El estudio de Serna y Pons constituye un esfuerzo pionero de tomar en serio la propuesta de la microhistoria. El profundo conocimiento de la obra de Ginzburg mostrado por los autores se extiende también a los muchos estudiosos y tendencias que han influido en su evolución intelectual, desde la erudición historiográfica de Arnaldo Momigliano y la antropología estructural de Lévi-Strauss, hasta el marxismo crítico de Gramsci y la Escuela de Frankfurt. Pero hay que reconocer que las aspiraciones del libro a veces superan sus logros reales. Los autores malgastan muchas energías dando respuestas excesivamente complicadas a interrogantes banales, sobre todo la pregunta de partida del libro: ¿Cómo explicar la popularidad del libro sobre Menocchio? Y en algunas ocasiones estas respuestas pecan de un exceso de literalismo. Por ejemplo, dan la impresión de haber perdido de vista el significado más profundo de la aportación a la microhistoria de Grendi, debido a que prestan atención sólo a sus declaraciones pragmáticas, y no a las aplicaciones prácticas de este enfoque en su amplia obra de investigación. Pero es tal vez en el terreno expresivo donde el libro muestra sus puntos más débiles.

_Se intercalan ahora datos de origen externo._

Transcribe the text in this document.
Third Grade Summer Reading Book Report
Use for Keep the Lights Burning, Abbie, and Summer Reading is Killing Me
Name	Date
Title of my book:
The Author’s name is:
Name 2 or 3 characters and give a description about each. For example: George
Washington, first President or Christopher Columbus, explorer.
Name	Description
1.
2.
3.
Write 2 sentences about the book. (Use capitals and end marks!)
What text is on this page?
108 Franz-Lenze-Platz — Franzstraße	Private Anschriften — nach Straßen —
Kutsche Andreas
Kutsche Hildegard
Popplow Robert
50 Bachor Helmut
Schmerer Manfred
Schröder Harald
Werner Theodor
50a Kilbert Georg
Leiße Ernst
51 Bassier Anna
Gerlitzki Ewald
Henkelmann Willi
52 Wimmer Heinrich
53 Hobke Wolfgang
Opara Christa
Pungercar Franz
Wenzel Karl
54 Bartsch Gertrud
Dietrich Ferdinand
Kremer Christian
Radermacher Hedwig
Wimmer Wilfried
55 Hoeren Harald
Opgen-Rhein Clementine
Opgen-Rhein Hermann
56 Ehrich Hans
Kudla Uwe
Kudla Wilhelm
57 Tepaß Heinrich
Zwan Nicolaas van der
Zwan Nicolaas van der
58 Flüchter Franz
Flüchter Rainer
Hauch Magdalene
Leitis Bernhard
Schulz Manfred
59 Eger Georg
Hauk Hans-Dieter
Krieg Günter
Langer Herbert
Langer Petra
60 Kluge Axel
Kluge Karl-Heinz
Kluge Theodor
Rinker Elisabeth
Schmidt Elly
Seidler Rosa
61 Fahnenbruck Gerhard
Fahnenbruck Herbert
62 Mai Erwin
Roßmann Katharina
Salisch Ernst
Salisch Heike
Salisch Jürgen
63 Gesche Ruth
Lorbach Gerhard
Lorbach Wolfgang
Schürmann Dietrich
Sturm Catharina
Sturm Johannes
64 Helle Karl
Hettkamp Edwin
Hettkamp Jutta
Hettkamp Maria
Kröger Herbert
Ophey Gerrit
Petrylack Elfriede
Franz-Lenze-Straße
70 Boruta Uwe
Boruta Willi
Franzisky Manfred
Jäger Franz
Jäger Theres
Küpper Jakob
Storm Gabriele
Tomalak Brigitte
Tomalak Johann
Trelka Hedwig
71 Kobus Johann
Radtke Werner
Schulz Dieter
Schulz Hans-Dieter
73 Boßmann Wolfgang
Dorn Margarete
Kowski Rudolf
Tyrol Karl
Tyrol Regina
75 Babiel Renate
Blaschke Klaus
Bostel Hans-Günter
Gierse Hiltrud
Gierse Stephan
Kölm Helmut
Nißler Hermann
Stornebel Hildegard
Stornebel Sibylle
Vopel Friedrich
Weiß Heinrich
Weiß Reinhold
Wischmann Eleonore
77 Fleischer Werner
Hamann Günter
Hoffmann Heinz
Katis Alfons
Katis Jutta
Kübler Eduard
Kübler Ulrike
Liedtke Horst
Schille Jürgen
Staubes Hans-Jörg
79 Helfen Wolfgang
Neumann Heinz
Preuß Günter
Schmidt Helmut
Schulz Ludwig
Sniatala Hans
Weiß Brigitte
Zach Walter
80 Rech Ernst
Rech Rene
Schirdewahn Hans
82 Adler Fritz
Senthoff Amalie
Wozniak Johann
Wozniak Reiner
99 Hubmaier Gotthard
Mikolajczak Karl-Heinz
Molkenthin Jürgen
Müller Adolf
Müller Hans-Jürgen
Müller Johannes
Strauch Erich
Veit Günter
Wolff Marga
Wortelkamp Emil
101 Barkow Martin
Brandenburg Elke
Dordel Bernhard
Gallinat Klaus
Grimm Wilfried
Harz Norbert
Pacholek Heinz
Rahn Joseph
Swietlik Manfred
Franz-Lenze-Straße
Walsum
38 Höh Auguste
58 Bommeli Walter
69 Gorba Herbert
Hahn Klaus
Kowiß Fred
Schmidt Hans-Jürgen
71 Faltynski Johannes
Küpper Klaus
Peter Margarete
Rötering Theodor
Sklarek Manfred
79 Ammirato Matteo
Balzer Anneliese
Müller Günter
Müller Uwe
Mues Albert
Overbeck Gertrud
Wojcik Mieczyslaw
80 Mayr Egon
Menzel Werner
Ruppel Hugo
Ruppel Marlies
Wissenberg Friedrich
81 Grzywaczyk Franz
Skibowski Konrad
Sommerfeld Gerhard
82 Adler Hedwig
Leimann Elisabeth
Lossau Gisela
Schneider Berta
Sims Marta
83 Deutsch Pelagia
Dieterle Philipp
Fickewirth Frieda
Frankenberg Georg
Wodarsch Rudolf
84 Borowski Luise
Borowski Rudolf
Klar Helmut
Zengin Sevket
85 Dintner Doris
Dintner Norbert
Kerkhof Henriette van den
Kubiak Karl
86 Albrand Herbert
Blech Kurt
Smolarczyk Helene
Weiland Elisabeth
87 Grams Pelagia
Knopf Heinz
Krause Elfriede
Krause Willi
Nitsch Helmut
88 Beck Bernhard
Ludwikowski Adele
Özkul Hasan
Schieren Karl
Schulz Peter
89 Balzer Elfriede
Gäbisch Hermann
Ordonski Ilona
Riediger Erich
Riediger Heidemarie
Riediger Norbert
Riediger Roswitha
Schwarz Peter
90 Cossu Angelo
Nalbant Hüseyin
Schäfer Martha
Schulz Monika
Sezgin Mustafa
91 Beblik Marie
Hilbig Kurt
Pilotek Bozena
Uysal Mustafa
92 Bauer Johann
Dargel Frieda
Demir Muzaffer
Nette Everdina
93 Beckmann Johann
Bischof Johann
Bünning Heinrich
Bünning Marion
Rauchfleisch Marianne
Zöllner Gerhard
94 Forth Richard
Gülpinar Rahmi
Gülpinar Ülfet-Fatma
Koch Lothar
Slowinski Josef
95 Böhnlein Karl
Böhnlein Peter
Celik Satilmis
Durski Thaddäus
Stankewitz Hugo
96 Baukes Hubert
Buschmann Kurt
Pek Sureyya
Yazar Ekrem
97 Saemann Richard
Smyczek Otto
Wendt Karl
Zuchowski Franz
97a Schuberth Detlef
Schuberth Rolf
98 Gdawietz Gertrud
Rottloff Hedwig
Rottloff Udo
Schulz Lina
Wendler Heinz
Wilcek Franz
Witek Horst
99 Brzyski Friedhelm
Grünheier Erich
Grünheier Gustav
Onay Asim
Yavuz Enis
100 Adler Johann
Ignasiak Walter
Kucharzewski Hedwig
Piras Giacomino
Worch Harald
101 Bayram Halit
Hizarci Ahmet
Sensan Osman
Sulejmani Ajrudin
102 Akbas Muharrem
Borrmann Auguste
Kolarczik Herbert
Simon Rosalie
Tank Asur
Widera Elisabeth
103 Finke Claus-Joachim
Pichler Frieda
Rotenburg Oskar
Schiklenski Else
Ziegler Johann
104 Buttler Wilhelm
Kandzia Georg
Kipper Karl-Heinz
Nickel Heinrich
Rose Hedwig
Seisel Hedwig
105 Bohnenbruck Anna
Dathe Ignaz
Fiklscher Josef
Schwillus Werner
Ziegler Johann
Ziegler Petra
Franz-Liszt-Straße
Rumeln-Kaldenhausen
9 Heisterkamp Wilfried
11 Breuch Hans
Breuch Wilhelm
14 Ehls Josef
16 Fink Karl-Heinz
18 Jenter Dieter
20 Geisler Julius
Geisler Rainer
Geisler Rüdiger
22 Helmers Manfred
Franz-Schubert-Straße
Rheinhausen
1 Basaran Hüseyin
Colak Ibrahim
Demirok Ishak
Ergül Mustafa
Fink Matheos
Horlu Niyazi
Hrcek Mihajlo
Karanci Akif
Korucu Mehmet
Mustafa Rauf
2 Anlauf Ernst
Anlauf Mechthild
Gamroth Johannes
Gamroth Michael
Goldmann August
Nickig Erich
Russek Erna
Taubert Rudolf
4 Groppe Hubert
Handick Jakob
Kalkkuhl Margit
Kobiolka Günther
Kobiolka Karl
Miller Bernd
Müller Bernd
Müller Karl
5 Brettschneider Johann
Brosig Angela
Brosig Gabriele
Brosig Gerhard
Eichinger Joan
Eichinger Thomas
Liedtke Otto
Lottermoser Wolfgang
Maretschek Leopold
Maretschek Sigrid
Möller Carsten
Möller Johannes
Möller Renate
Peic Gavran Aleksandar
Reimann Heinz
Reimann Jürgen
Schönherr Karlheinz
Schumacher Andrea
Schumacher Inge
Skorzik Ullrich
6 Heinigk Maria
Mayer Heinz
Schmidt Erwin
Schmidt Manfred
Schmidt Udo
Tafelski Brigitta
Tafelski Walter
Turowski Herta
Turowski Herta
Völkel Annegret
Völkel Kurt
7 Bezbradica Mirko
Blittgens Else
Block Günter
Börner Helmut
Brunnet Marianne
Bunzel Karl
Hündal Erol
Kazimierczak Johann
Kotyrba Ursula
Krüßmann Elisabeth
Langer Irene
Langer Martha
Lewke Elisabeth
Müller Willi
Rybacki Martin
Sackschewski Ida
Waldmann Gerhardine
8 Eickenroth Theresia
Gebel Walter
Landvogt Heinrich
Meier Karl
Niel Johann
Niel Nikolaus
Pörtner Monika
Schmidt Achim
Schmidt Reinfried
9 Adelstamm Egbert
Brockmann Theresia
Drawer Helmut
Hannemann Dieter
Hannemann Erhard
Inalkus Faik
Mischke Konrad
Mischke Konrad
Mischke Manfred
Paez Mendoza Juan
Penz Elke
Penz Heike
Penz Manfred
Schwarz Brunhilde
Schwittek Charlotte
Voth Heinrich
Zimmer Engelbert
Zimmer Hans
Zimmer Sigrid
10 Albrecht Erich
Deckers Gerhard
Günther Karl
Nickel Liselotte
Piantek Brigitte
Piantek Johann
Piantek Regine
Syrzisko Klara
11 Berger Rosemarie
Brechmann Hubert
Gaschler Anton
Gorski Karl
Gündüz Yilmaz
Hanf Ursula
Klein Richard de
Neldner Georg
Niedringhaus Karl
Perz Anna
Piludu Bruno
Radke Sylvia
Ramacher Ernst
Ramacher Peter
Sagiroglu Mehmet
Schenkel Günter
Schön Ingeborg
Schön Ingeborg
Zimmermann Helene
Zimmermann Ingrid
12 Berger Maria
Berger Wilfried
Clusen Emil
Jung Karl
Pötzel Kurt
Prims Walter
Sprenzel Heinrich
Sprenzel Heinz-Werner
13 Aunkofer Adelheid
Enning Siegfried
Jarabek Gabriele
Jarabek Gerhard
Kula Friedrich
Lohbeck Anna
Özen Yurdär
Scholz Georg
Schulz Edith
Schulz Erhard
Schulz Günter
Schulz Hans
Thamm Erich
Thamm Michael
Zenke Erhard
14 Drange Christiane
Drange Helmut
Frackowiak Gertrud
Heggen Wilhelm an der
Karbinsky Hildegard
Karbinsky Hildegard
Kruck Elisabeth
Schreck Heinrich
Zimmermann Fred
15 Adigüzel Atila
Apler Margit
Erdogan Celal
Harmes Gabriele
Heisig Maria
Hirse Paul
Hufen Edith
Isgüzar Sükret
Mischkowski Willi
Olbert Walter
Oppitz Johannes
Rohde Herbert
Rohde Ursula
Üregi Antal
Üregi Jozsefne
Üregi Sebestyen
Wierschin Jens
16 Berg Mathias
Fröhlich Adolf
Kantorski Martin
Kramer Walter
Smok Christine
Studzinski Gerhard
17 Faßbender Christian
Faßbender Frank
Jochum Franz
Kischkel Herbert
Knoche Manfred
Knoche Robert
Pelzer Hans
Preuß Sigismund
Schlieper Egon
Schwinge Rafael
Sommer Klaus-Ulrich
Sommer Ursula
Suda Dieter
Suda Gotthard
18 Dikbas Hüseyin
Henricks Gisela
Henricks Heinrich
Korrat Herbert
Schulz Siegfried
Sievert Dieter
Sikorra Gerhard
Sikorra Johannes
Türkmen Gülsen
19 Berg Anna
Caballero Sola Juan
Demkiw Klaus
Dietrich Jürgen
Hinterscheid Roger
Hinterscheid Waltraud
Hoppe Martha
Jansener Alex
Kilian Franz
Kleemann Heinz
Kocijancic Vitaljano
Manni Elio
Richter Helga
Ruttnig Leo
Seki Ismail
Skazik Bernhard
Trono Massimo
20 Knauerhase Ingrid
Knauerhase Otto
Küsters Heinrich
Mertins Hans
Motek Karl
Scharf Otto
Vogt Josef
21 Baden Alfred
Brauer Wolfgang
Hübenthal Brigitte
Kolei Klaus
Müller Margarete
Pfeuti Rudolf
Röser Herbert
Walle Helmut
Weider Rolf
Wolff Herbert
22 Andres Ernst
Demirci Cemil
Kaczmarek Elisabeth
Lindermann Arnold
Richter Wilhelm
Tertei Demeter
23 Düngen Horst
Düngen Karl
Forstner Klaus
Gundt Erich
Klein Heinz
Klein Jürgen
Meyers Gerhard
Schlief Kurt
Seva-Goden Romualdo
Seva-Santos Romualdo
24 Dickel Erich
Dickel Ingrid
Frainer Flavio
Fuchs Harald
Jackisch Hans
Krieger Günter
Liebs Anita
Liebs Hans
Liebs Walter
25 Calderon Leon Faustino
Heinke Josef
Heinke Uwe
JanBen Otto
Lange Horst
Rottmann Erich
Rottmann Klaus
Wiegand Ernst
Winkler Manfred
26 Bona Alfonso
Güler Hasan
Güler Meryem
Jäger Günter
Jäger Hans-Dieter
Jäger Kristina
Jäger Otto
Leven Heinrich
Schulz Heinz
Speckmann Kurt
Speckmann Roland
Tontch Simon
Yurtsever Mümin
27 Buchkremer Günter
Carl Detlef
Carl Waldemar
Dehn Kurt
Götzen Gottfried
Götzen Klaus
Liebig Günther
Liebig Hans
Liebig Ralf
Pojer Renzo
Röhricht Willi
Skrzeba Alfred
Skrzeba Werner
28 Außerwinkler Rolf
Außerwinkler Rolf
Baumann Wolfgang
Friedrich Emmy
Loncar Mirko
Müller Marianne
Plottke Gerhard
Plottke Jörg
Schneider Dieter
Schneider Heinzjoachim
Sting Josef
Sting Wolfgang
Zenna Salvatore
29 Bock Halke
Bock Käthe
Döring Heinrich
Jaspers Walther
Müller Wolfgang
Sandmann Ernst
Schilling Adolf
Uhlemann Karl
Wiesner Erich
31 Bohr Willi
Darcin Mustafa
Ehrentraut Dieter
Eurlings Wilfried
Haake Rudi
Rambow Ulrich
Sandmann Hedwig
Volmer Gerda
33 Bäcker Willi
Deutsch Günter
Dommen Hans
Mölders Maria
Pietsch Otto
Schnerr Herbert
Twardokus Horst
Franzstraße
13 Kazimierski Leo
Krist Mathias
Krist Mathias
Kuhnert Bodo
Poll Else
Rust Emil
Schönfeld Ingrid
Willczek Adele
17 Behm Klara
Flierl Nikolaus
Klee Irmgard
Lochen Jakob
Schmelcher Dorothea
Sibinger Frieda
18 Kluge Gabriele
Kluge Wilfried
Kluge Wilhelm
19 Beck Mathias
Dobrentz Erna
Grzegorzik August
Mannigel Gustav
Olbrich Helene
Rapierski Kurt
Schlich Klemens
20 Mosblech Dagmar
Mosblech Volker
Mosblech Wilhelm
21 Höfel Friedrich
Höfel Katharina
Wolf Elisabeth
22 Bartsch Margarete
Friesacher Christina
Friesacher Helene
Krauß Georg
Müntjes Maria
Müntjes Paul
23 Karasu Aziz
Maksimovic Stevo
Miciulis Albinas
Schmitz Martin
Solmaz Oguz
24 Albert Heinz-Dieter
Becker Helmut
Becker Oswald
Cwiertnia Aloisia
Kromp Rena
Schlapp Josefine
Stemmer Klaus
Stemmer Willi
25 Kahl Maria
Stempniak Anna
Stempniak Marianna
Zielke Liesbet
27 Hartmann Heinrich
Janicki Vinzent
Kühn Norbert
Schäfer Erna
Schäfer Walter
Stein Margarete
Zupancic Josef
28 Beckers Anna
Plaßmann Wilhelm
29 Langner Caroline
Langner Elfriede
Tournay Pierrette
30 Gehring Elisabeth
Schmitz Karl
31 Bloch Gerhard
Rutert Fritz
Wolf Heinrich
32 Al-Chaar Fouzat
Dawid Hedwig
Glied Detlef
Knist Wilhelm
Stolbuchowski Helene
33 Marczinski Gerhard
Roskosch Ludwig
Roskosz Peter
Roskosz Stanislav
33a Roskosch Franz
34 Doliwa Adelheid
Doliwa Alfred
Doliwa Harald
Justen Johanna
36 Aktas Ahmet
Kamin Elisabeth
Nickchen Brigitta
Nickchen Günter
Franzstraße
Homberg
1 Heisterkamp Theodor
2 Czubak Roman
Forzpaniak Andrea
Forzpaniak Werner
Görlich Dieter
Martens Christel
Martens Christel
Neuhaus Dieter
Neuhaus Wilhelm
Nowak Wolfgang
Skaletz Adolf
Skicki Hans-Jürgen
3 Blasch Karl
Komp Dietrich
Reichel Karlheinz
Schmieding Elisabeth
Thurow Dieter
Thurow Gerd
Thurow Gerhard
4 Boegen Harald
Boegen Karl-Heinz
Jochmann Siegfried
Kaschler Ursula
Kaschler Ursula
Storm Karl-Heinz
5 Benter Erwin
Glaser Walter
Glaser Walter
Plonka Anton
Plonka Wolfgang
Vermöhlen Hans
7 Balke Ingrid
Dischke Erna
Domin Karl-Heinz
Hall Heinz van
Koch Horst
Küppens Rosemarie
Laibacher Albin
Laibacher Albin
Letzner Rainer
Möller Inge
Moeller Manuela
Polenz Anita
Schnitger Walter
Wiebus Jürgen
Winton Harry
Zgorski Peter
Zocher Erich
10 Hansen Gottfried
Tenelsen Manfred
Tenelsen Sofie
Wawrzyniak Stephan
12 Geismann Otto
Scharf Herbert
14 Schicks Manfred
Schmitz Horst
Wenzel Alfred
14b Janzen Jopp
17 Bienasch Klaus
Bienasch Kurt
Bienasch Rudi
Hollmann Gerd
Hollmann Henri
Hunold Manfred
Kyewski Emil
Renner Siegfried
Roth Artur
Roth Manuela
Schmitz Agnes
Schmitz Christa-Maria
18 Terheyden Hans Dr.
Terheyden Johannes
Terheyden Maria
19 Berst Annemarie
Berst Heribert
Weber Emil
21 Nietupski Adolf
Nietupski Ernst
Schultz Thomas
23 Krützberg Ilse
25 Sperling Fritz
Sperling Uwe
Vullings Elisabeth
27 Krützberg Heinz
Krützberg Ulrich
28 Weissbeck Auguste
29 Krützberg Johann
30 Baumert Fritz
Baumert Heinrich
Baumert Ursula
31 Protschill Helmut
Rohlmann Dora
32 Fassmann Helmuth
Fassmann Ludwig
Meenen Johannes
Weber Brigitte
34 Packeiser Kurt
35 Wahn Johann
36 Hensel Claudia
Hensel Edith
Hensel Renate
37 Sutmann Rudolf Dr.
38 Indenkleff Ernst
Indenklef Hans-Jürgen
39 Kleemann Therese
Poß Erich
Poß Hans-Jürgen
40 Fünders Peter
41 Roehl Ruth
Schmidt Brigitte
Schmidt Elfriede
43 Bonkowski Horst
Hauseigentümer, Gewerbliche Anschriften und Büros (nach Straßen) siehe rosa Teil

Su estilo enredado y repetitivo no podría estar más lejos de la forma sumamente precisa de escribir del mismo Ginzburg, que no malgasta ni una coma, y que mide cada palabra con impresionante exactitud.

Estas salvedades aparte, gracias a su ambición y al interés intrínseco de su tema, Cómo se escribe la microhistoria ofrece una de las poquísimas introducciones disponibles a un experimento historiográfico de indudable interés. El futuro de esta y otras formas de historia cultural es, claro está, bastante incierto. Como todas las tendencias que triunfan, la historia cultural corre el riesgo del agotamiento de las inspiraciones combativas que marcaron sus etapas anteriores. Y es precisamente aquí donde uno se da cuenta de la auténtica importancia de estos ensayos. Lejos de ser una miscelánea de menudencias, ofrecen desde la práctica numerosos elementos de innovación historiográfica. Si tenemos la suerte de contar en el futuro con otras obras de la misma altura, tendremos materia para pensar –y retos a que responder– durante mucho tiempo.